この溝、トラクターで耕す際にガタンガタンと音を立ててトラクターが跳ねるほど固く踏み固められているので、そんな時にも田んぼと共にある動物の存在を感じることができます。

この日、犬の散歩にも出かけたのですが、そこである動物を目撃することになりました。

小鹿の全体像がはっきりと確認できる亡骸

ある田んぼの畦道を行くと、鹿の亡骸が置かれていました。

肋骨がきれいに剥き出しになっているものの、冬の寒さのおかげか腐敗も進まず、きれいな状態で保存されているようでした。

もっとも、動物たちがついばんだのか肉はきれいに取り除かれています。

あとで話を聞いてみると、ご近所の人が道路の近くで死んでいたものを田んぼの脇へと移動させてやったとのことでした。
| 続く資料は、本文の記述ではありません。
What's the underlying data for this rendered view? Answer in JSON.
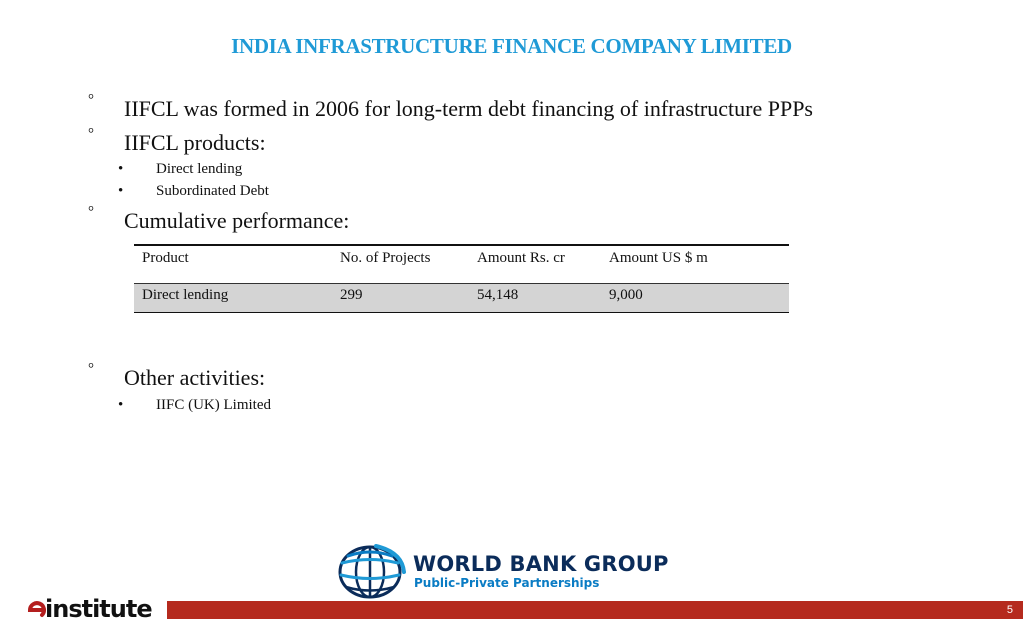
{
  "slide": {
    "title": "INDIA INFRASTRUCTURE FINANCE COMPANY LIMITED",
    "title_color": "#1f9ad6",
    "page_number": "5"
  },
  "bullets": {
    "formed": "IIFCL was formed in 2006 for long-term debt financing of infrastructure PPPs",
    "products": "IIFCL products:",
    "products_items": [
      "Direct lending",
      "Subordinated Debt"
    ],
    "performance": "Cumulative performance:",
    "other": "Other activities:",
    "other_items": [
      "IIFC (UK) Limited"
    ],
    "level1_marker": "°",
    "level2_marker": "•"
  },
  "performance_table": {
    "headers": [
      "Product",
      "No. of Projects",
      "Amount Rs. cr",
      "Amount US $ m"
    ],
    "rows": [
      [
        "Direct lending",
        "299",
        "54,148",
        "9,000"
      ]
    ]
  },
  "logos": {
    "world_bank_name": "WORLD BANK GROUP",
    "world_bank_sub": "Public-Private Partnerships",
    "einstitute": "einstitute",
    "einstitute_e": "e",
    "einstitute_rest": "institute"
  },
  "colors": {
    "footer_bar": "#b52a1e",
    "wb_navy": "#0b2c5a",
    "wb_blue": "#0a7cc4"
  }
}
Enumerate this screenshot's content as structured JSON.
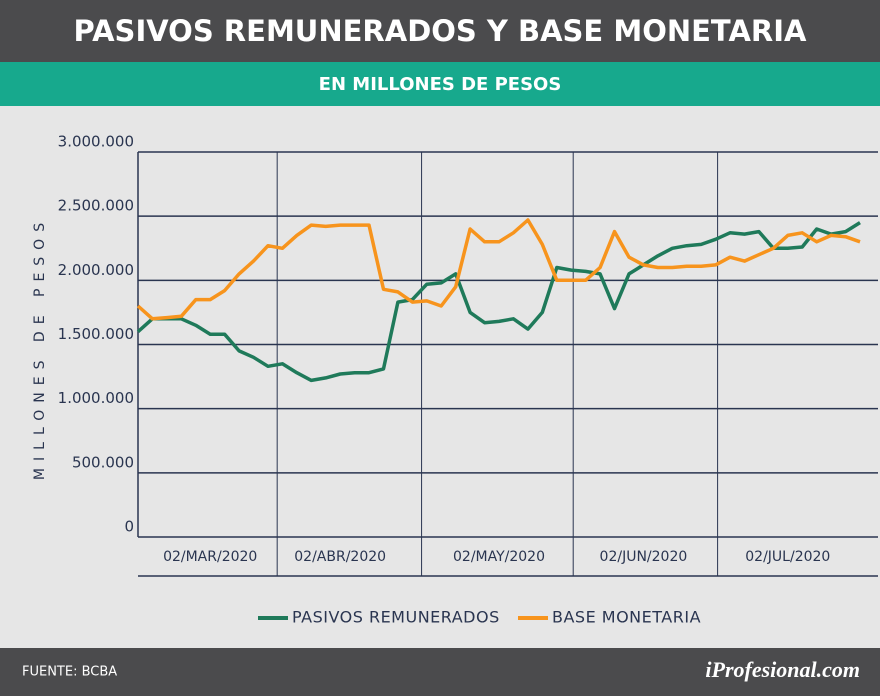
{
  "chart_data": {
    "type": "line",
    "title": "PASIVOS REMUNERADOS Y BASE MONETARIA",
    "subtitle": "EN MILLONES DE PESOS",
    "y_label": "MILLONES DE PESOS",
    "categories": [
      null,
      null,
      null,
      null,
      null,
      "02/MAR/2020",
      null,
      null,
      null,
      null,
      null,
      null,
      null,
      null,
      "02/ABR/2020",
      null,
      null,
      null,
      null,
      null,
      null,
      null,
      null,
      null,
      null,
      "02/MAY/2020",
      null,
      null,
      null,
      null,
      null,
      null,
      null,
      null,
      null,
      "02/JUN/2020",
      null,
      null,
      null,
      null,
      null,
      null,
      null,
      null,
      null,
      "02/JUL/2020",
      null,
      null,
      null,
      null,
      null
    ],
    "series": [
      {
        "name": "PASIVOS REMUNERADOS",
        "color": "#1f7a5a",
        "values": [
          1600000,
          1700000,
          1700000,
          1700000,
          1650000,
          1580000,
          1580000,
          1450000,
          1400000,
          1330000,
          1350000,
          1280000,
          1220000,
          1240000,
          1270000,
          1280000,
          1280000,
          1310000,
          1830000,
          1850000,
          1970000,
          1980000,
          2050000,
          1750000,
          1670000,
          1680000,
          1700000,
          1620000,
          1750000,
          2100000,
          2080000,
          2070000,
          2050000,
          1780000,
          2050000,
          2120000,
          2190000,
          2250000,
          2270000,
          2280000,
          2320000,
          2370000,
          2360000,
          2380000,
          2250000,
          2250000,
          2260000,
          2400000,
          2360000,
          2380000,
          2450000
        ]
      },
      {
        "name": "BASE MONETARIA",
        "color": "#f7941d",
        "values": [
          1800000,
          1700000,
          1710000,
          1720000,
          1850000,
          1850000,
          1920000,
          2050000,
          2150000,
          2270000,
          2250000,
          2350000,
          2430000,
          2420000,
          2430000,
          2430000,
          2430000,
          1930000,
          1910000,
          1830000,
          1840000,
          1800000,
          1950000,
          2400000,
          2300000,
          2300000,
          2370000,
          2470000,
          2280000,
          2000000,
          2000000,
          2000000,
          2100000,
          2380000,
          2180000,
          2120000,
          2100000,
          2100000,
          2110000,
          2110000,
          2120000,
          2180000,
          2150000,
          2200000,
          2250000,
          2350000,
          2370000,
          2300000,
          2350000,
          2340000,
          2300000
        ]
      }
    ],
    "ylim": [
      0,
      3000000
    ],
    "yticks": [
      0,
      {
        "value": 500000,
        "label": "500.000"
      },
      {
        "value": 1000000,
        "label": "1.000.000"
      },
      {
        "value": 1500000,
        "label": "1.500.000"
      },
      {
        "value": 2000000,
        "label": "2.000.000"
      },
      {
        "value": 2500000,
        "label": "2.500.000"
      },
      {
        "value": 3000000,
        "label": "3.000.000"
      }
    ],
    "grid": true,
    "legend": "bottom"
  },
  "footer": {
    "source": "FUENTE: BCBA",
    "brand": "iProfesional.com"
  }
}
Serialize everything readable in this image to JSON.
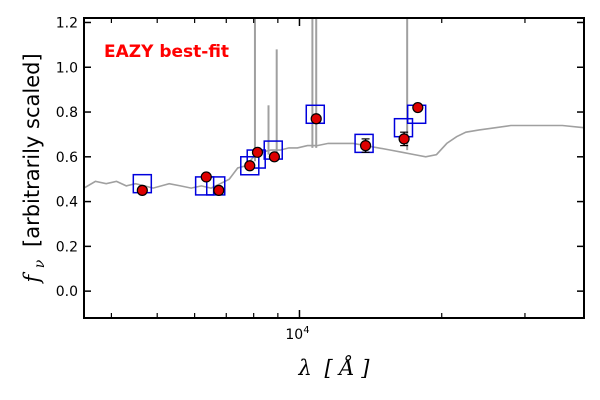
{
  "chart_data": {
    "type": "scatter",
    "xscale": "log",
    "xlim": [
      3500,
      40000
    ],
    "ylim": [
      -0.12,
      1.22
    ],
    "xticks": [
      {
        "value": 10000,
        "base": "10",
        "exp": "4"
      }
    ],
    "yticks": [
      0.0,
      0.2,
      0.4,
      0.6,
      0.8,
      1.0,
      1.2
    ],
    "ytick_labels": [
      "0.0",
      "0.2",
      "0.4",
      "0.6",
      "0.8",
      "1.0",
      "1.2"
    ],
    "xlabel_prefix": "λ",
    "xlabel_unit": "Å",
    "ylabel_symbol": "f",
    "ylabel_sub": "ν",
    "ylabel_text": "[arbitrarily scaled]",
    "annotation": "EAZY best-fit",
    "annotation_color": "#ff0000",
    "grid": false,
    "colors": {
      "template": "#a0a0a0",
      "model_box": "#0000dd",
      "observed_face": "#dd0000",
      "observed_edge": "#000000"
    },
    "series": [
      {
        "kind": "template",
        "x": [
          3500,
          3700,
          3900,
          4100,
          4300,
          4500,
          4700,
          4900,
          5100,
          5300,
          5600,
          5900,
          6200,
          6500,
          6800,
          7100,
          7400,
          7700,
          8000,
          8300,
          8700,
          9100,
          9500,
          9900,
          10400,
          10900,
          11500,
          12200,
          13000,
          13800,
          14700,
          15600,
          16500,
          17500,
          18500,
          19500,
          20500,
          21500,
          22500,
          24000,
          26000,
          28000,
          30000,
          33000,
          36000,
          40000
        ],
        "y": [
          0.46,
          0.49,
          0.48,
          0.49,
          0.47,
          0.48,
          0.47,
          0.46,
          0.47,
          0.48,
          0.47,
          0.46,
          0.47,
          0.46,
          0.48,
          0.5,
          0.55,
          0.56,
          0.6,
          0.62,
          0.63,
          0.63,
          0.64,
          0.64,
          0.65,
          0.65,
          0.66,
          0.66,
          0.66,
          0.65,
          0.64,
          0.63,
          0.62,
          0.61,
          0.6,
          0.61,
          0.66,
          0.69,
          0.71,
          0.72,
          0.73,
          0.74,
          0.74,
          0.74,
          0.74,
          0.73
        ]
      },
      {
        "kind": "emission_lines",
        "lines": [
          {
            "x": 8050,
            "ytop": 1.22,
            "ybase": 0.58
          },
          {
            "x": 8600,
            "ytop": 0.83,
            "ybase": 0.61
          },
          {
            "x": 8950,
            "ytop": 1.08,
            "ybase": 0.62
          },
          {
            "x": 10650,
            "ytop": 1.22,
            "ybase": 0.64
          },
          {
            "x": 10850,
            "ytop": 1.22,
            "ybase": 0.64
          },
          {
            "x": 16900,
            "ytop": 1.22,
            "ybase": 0.63
          }
        ]
      },
      {
        "kind": "model_photometry",
        "x": [
          4650,
          6300,
          6650,
          7850,
          8100,
          8800,
          10800,
          13700,
          16600,
          17700
        ],
        "y": [
          0.48,
          0.47,
          0.47,
          0.56,
          0.59,
          0.63,
          0.79,
          0.66,
          0.73,
          0.79
        ]
      },
      {
        "kind": "observed_photometry",
        "x": [
          4650,
          6350,
          6750,
          7850,
          8150,
          8850,
          10850,
          13800,
          16650,
          17800
        ],
        "y": [
          0.45,
          0.51,
          0.45,
          0.56,
          0.62,
          0.6,
          0.77,
          0.65,
          0.68,
          0.82
        ],
        "yerr": [
          0.01,
          0.01,
          0.01,
          0.01,
          0.01,
          0.015,
          0.01,
          0.03,
          0.03,
          0.01
        ]
      }
    ]
  }
}
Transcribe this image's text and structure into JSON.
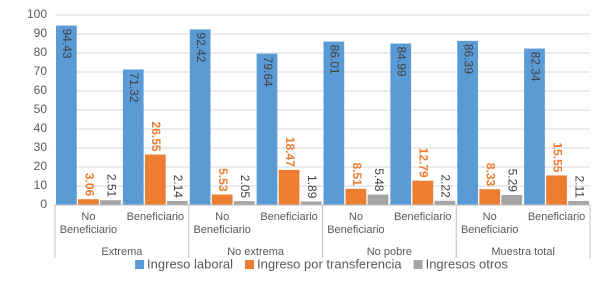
{
  "chart_data": {
    "type": "bar",
    "categories": [
      "No Beneficiario",
      "Beneficiario",
      "No Beneficiario",
      "Beneficiario",
      "No Beneficiario",
      "Beneficiario",
      "No Beneficiario",
      "Beneficiario"
    ],
    "category_groups": [
      "Extrema",
      "No extrema",
      "No pobre",
      "Muestra total"
    ],
    "series": [
      {
        "name": "Ingreso laboral",
        "color": "#5b9bd5",
        "values": [
          94.43,
          71.32,
          92.42,
          79.64,
          86.01,
          84.99,
          86.39,
          82.34
        ]
      },
      {
        "name": "Ingreso por transferencia",
        "color": "#ed7d31",
        "values": [
          3.06,
          26.55,
          5.53,
          18.47,
          8.51,
          12.79,
          8.33,
          15.55
        ]
      },
      {
        "name": "Ingresos otros",
        "color": "#a5a5a5",
        "values": [
          2.51,
          2.14,
          2.05,
          1.89,
          5.48,
          2.22,
          5.29,
          2.11
        ]
      }
    ],
    "ylim": [
      0,
      100
    ],
    "yticks": [
      0,
      10,
      20,
      30,
      40,
      50,
      60,
      70,
      80,
      90,
      100
    ],
    "grid": true,
    "legend": "bottom"
  }
}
この鹿が直接、先ほどの田んぼの溝を作った張本人かはわかりませんが、この開けた田園風景の中で姿を見せない動物たちの中の1匹でもあったのだなぁ、と感じました。

人間が自然を切り拓き、時に我が物顔で活動しているように思えても、田んぼに刻まれた溝から、今回のような亡骸から、日々の生活の中で見る鳥や虫たちの姿から、「私たちは同じ環境を共有しながら、互いの領域や世界を生きている」と感じることができます。

鳥も獣も自然も人も、すべての生命はこの土地に生まれ、日々を必死に生きようとしている一つひとつの生命。

同じ土地を共有して生きている以上、田んぼの中に足跡を刻んだり、田植えされた田んぼの中でカエルが育ち、それを狙ってサギがやってくるのもまた、多様ないのちの営みの重なり合いです。

そこに上下はなく、ただ、自分の(種の)領域を野放図に拡大しなければ、それぞれが適切なバランスで淘汰しあい、バランスしていく。

そういうものではないかなぁ、と感じます。

これは、最近読み進めている今西錦司氏の書籍などからも着想を得たものですが、実際にこのように自然に直面して感じるものから考えると、そのようなアイデアが出てきます。

さあ、そろそろ寒さも緩んで次のシーズンの田植えを考え始める時です。

春に向けて、着実に準備していこうと思います。